Whatever happens, India likely won’t catch the ball labeled “Denounce Russia.”
“Russia supplies something like 70% of India's international defense articles right now — weapons it actually needs if it's going to have a credible deterrent force against Pakistan or China,” said Schaus. “It can't alienate Russia and cut them off.”
But it’s about more than arms.
In many ways, India’s calculus now resembles that of German statesman Otto von Bismarck’s goal of maintaining closer relations with potential rivals than they each have with the other. Geopolitically speaking, India can ill afford a weakened and isolated Russia.
“Delhi worries deeply about the deepening partnership between Russia and China. The worst-case scenario involves Russia becoming a strategic subaltern to China,” said C. Raja Mohan, a New Delhi-based senior fellow at the Asia Society India Centre.
From India’s perspective, buying weapons and oil and keeping mum at international fora when Russia is up for censure helps prevent Russia from becoming totally dependent on China for economic and political support — a situation that would put one of India’s key historical benefactors in the pocket of one of its main regional rivals.
That makes it hard to see where Blinken and Austin can prod Modi’s government. Meanwhile, offering to supplant Russia’s patronage could lead to its own unintended consequences.
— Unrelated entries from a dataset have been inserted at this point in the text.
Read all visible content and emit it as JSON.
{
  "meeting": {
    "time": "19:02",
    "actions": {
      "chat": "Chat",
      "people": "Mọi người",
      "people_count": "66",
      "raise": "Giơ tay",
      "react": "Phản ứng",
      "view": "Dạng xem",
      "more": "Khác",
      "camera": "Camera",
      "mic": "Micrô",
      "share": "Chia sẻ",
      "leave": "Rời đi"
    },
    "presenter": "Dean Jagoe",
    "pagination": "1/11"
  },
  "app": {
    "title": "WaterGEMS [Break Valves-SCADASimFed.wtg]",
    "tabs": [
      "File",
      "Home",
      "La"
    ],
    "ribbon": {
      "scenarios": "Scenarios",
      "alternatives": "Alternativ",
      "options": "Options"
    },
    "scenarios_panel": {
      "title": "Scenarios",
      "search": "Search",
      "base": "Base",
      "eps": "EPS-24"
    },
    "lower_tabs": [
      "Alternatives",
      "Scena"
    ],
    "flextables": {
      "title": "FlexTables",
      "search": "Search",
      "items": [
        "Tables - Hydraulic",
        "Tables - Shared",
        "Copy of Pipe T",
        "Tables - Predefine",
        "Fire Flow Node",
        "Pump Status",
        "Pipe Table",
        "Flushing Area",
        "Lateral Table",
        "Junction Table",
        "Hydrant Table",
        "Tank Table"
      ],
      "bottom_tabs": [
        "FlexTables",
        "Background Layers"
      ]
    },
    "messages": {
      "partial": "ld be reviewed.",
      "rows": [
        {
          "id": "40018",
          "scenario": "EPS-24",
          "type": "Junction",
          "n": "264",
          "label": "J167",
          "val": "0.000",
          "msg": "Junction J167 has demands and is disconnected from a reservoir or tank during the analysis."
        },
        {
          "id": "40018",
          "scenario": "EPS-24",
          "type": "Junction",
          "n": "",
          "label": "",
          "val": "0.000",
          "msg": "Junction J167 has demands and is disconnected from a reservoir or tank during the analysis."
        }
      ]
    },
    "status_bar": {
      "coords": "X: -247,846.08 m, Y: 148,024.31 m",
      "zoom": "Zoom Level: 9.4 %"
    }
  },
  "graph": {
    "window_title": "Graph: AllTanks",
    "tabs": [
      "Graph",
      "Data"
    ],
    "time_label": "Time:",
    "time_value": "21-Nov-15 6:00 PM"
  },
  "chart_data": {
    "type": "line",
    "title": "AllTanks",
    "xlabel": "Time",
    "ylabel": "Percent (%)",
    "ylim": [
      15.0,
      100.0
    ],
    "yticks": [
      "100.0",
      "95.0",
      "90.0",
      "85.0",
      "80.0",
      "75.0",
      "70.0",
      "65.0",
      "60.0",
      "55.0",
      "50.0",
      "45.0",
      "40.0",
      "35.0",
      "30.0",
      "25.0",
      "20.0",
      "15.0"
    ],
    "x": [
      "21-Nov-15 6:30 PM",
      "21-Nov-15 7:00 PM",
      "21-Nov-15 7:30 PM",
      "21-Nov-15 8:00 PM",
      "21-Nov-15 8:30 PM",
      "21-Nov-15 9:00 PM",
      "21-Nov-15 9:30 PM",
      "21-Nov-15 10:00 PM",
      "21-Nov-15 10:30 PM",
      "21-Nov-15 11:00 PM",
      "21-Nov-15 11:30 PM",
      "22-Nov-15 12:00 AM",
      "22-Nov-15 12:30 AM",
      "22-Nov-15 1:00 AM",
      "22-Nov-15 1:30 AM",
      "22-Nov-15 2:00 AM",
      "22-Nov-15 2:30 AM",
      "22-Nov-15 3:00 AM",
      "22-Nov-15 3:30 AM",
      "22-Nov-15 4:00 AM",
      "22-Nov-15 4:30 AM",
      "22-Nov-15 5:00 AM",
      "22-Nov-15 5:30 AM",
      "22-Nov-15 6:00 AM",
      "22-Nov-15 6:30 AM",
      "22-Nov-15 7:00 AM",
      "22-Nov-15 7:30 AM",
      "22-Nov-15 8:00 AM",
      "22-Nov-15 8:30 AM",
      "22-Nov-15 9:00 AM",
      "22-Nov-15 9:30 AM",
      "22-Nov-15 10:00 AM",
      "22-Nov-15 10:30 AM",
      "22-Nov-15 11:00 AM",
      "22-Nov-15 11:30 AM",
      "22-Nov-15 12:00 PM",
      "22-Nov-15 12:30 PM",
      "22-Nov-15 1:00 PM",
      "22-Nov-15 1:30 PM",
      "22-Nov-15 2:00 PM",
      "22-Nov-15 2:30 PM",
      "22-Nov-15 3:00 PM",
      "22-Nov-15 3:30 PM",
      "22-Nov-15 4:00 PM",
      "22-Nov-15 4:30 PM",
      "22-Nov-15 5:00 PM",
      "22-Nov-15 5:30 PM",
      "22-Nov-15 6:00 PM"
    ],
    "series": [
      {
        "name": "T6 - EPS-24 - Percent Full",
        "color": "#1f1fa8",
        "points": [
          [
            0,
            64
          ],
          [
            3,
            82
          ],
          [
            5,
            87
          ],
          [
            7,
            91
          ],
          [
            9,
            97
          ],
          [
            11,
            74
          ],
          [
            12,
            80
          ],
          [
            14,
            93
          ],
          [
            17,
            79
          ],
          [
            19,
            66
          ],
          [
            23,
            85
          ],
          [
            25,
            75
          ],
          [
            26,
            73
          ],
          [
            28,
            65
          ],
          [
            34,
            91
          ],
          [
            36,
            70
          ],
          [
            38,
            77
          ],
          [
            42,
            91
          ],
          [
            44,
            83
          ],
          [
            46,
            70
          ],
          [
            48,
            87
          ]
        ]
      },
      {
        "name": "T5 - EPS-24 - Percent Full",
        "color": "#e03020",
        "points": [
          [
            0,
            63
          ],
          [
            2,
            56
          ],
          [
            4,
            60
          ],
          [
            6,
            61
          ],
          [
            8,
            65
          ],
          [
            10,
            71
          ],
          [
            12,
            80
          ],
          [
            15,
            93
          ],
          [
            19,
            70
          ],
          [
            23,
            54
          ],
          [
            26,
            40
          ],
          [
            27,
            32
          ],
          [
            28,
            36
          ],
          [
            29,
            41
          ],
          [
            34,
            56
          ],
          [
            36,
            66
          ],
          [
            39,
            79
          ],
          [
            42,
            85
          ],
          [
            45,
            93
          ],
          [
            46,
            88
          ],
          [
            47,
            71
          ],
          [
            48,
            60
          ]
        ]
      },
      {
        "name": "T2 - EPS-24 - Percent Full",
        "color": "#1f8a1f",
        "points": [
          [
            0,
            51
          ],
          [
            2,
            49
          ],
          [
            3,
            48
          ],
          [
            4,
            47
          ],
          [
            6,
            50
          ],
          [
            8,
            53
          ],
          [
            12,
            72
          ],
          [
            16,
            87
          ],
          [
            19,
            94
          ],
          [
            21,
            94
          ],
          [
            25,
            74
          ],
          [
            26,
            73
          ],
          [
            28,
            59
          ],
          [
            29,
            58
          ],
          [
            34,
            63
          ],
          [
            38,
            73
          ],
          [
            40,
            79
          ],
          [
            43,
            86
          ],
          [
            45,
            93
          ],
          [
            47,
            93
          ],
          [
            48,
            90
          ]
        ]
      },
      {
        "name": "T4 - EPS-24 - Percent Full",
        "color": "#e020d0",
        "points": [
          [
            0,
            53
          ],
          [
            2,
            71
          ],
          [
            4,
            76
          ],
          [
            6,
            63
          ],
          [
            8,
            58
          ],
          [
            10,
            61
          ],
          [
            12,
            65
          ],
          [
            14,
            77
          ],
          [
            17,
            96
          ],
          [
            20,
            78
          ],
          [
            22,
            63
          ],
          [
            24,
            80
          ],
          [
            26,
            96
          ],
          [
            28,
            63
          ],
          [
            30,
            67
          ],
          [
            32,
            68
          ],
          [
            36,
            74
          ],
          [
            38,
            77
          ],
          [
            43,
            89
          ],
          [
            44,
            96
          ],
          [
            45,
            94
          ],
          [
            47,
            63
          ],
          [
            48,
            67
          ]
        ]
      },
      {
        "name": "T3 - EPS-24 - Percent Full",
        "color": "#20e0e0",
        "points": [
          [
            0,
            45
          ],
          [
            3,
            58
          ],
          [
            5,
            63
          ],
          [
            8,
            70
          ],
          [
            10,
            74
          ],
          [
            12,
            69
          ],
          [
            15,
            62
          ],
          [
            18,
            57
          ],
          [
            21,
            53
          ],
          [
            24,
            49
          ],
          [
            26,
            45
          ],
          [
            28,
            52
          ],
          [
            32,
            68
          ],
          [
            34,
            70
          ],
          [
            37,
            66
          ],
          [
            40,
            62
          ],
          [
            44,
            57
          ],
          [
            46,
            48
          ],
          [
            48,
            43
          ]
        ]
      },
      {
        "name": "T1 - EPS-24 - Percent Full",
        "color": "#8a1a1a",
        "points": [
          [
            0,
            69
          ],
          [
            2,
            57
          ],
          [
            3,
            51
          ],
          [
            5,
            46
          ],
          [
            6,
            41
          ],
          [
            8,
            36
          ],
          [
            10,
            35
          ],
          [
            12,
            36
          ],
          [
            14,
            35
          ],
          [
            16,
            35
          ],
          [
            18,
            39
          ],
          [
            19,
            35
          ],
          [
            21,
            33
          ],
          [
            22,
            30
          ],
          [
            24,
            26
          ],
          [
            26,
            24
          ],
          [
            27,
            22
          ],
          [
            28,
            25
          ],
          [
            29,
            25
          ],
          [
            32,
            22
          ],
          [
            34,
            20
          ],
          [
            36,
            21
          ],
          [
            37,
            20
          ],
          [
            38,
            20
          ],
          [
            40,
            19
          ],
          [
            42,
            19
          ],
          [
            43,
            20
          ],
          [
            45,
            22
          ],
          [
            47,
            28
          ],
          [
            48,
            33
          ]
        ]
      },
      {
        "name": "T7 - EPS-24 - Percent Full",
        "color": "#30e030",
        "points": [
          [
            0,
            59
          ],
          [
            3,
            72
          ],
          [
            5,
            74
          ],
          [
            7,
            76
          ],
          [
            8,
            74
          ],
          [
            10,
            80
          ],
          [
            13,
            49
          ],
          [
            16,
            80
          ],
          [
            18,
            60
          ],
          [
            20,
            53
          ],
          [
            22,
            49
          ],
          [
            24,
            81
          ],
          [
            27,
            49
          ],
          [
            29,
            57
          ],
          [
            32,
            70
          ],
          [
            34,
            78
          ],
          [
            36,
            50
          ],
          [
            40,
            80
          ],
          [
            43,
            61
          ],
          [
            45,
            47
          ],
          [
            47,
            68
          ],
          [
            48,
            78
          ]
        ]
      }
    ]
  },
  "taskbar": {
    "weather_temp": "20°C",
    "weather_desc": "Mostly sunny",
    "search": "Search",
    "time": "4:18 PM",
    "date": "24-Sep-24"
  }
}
Directly bolstering India’s defense capacity, for instance, could drive Pakistan and Beijing closer together, as Islamabad seeks security and Beijing a counterbalance.
“India would not do anything that could potentially drive China and Russia or China and Pakistan closer together,” said Zongyuan Zoe Liu, a political economist at Texas A&M’s Bush School of Government and Public Service, describing the situation as a catch-22. “There is probably nothing that the U.S. can potentially do to bring India closer, because doing so would make it extremely difficult to balance its relationships with its neighbors.”
Finding common ground
India’s geopolitical position presents difficulties for the United States, but the door is not completely closed to progress next week.
“There's a clear sense that the geostrategic landscape is shifting around India and India has to adapt itself to that environment,” said Schaus. “Frankly, New Delhi is looking for opportunities to shape that environment in ways that are favorable to India.”
One path forward for the U.S. delegation could be to help India set the foundations necessary to build its own weapons, which would have little immediate impact but could do much to free New Delhi’s hand in future global crises.
“Blinken and Austin can help modernize India's defense industrial base; that will help reduce India's current dependence on Russian weapons supplies and over the longer term improve India's ability to cope with the China threat and contribute to Indo-Pacific security,” Mohan said.
And while Wang’s productive recent visit might indicate an appetite in New Delhi for easing tensions with Beijing, systemic barriers to better relations remain, according to Akhil Bery, the Washington-based director of South Asia Initiatives at the Asia Society Policy Institute.
“China has made inroads into India's neighborhood, threatening India's interests, while also deepening its relationship with Pakistan,” Bery said. “A short-term rapprochement is not likely to deviate India from the current path it is on, and even if there is some rapprochement, I don't foresee India turning away from the Quad.”
But Schaus noted that India would always keep the door ajar for China, as it does for Russia, due to Beijing’s deep pockets and the extensive trade opportunities it provides — offering a lesson to Blinken and Austin.
“If the U.S. really were to become a viable both investment and outbound export partner, I think India would have all sorts of time for them,” he said.
Matthew Kendrick previously worked at Morning Consult as a data reporter covering geopolitics and foreign affairs.